In case of cystic mediastinal masses preoperative image guided aspiration is advisable to minimise compressive symptoms and in case of neoplastic mediastinal masses, empirical chemotherapy may be instituted. Empirical chemotherapy doesn’t affect tissue biopsy and histopathology findings, if biopsy sample is taken within seventy two hours of chemotherapy. The process of acquiring pathological tissue for biopsy is another anaesthetic challenge. If a patient with mediastinal mass is posted for a diagnostic biopsy, the authors insist on regional anesthesia technique. However, it may be assisted by cautious use of sedation, either with inhalation anesthetics (preferably sevoflurane) [7] or intravenous short acting agents (such as Dexmeditomedine infusion or titrated dose of propofol-ketamine).
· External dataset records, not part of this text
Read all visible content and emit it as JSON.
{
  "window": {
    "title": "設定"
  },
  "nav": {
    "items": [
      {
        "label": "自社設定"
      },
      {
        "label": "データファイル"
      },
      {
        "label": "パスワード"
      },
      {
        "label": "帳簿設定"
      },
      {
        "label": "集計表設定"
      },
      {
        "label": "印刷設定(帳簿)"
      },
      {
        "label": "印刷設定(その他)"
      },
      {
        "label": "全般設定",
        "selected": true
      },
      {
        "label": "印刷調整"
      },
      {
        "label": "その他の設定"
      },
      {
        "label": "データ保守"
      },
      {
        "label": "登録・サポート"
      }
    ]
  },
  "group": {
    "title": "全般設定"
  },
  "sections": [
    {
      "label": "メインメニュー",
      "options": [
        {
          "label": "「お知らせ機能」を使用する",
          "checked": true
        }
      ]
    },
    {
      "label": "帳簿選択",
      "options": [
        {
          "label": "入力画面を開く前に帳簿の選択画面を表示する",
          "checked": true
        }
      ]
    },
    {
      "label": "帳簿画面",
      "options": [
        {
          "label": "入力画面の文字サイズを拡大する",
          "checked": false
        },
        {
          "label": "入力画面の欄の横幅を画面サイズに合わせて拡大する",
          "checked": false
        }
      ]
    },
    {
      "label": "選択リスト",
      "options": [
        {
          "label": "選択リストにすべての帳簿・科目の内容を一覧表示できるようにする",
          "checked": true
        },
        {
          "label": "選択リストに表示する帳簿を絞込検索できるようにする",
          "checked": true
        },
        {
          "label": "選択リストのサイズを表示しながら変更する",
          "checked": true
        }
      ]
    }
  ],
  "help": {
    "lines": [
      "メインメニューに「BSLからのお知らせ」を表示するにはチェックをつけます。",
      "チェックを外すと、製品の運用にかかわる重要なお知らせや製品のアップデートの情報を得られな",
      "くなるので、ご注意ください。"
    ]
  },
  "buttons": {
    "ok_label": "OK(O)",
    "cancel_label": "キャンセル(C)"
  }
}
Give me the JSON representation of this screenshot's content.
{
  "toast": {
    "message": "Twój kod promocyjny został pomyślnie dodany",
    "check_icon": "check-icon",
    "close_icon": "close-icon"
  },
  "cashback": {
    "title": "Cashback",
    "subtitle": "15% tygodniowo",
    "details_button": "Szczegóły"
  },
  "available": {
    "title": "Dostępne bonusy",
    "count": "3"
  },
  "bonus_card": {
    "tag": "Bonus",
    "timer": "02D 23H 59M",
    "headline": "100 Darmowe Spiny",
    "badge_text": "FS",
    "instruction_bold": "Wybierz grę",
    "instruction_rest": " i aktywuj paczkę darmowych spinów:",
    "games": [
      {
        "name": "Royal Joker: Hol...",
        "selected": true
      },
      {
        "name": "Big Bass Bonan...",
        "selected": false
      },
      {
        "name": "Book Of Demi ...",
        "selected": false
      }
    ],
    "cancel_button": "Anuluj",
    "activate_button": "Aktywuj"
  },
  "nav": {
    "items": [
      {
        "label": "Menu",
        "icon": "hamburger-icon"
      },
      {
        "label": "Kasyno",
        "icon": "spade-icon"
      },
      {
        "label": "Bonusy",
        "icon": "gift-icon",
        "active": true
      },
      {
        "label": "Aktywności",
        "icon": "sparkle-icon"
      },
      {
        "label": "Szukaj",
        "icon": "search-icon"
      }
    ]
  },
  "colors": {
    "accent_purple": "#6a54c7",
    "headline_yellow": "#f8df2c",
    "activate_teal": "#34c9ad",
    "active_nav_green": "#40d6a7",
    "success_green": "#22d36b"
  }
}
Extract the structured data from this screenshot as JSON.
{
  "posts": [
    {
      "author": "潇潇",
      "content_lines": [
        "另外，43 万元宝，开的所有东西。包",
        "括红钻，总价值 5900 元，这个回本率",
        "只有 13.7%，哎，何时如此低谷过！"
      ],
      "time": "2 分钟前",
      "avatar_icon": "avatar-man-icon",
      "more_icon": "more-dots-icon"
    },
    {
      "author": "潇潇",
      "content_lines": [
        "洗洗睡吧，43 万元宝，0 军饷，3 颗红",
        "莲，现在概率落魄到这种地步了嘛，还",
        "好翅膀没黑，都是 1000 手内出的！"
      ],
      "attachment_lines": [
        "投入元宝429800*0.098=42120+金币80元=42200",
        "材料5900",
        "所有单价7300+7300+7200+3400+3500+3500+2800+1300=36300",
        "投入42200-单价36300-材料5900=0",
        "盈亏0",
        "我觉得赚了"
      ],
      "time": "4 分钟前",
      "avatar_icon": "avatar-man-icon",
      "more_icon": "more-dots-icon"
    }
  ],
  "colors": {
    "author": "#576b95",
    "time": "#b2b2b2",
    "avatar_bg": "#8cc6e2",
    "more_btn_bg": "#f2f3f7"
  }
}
The rationality behind this technique is biopsy comes with all the deleterious effects of anaesthesia on the airways and great vessels (compressive effects due to the anterior mediastinal mass); and adding to the trouble the mediastinal mass remains in situ after the biopsy procedure is over, making the postoperative period stormy and risk prone.

Adequate imaging must be done to quantify the extent of compressive effects and the effective airway available for oxygenation and plan strategies as per the findings of the images obtained. Therefore a systemic and algorithmic approach, proper risk stratification quantified by adequate imaging and using extracorporeal circulation for establishment of oxygenation electively in selective cases and not as an rescue option or standby can minimise anaesthesia and surgery related complications in paediatric anterior mediastinal masses.

Acknowledgement

The author acknowledges his sincere thanks to Professor Anupam Goswami, Head of the Department of Cardiac anaesthesiology, Institute of Postgraduate Medical education & Research ,Kolkata for providing invaluable suggestions and ideas in structuring this editorial.